I’m sympathetic to John Kerry when people call him a “flip flopper.” As an example of my own pathalogical flip flopping, look at my plans for this very Web site. Awhile back I said I was considering migrating to Movable Type. I installed Movable Type, I wrote a script to import my archives into it, and then I started hacking on the templates. Then I stopped and decided to just stick with what I have. A few weeks ago I decided to migrate to WordPress. I started hacking on the templates and working on an import script, then I stopped. My latest idea is to write a replacement for this package in Java, using Hibernate and the Spring framework. It’s going pretty well so far, and I have to say that from what I’ve seen up to this point, Spring is amazingly cool. Who knows whether I’ll finish the project, but if I do, I’ll stick it up on Sourceforge — I still have a project set up that was originally for the Perl/PHP stuff that powers this site. For my primary purpose — getting a feel for how Spring works without doing irreparable damage to the real projects I’m working on — the weblog software project is going great. The data model is based around the Atom API. I figured other people have already been doing the heavy lifting when it comes to weblog software data models, so it’s easier just to build on their work.

As far as the Spring framework goes, there are a couple of things that stand out as huge wins right off the bat.
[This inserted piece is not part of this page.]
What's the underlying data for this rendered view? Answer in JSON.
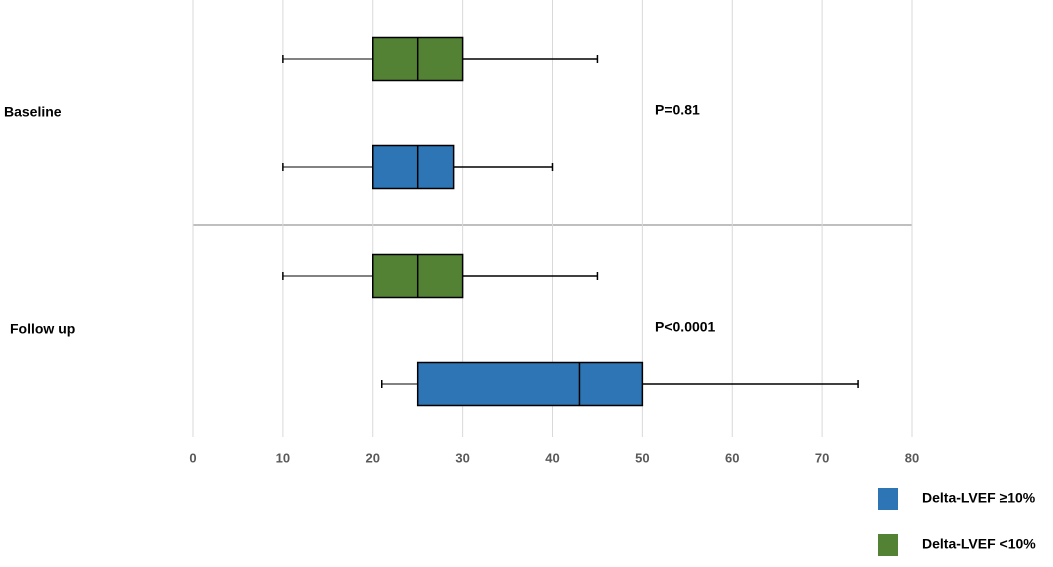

The first is the wrapper for Hibernate. I thought Hibernate was already pretty clean as far as APIs go, but Spring makes Hibernate even easier to use. I recently read Effective Java by Joshua Bloch, and it led to a total rethinking of how I think about checked exceptions (versus runtime exceptions). Spring’s wrapper of Hibernate turns a lot of checked exceptions into unchecked exceptions, making things adhere more closely to my thinking on how exceptions should work (more on that later, along with a review of Effective Java). I can also vouch for the degree to which Spring eases the development of unit tests. I can already tell that this application is going to be much more suited to full coverage with unit tests than an application I’ve ever worked on, and that’s due to the architecture that Spring encourages. Overall I’m very pleased, and I expect to add Spring to my standard set of tools immediately. I haven’t explored the Spring MVC features yet, so I can’t tell how well they compete with Struts yet.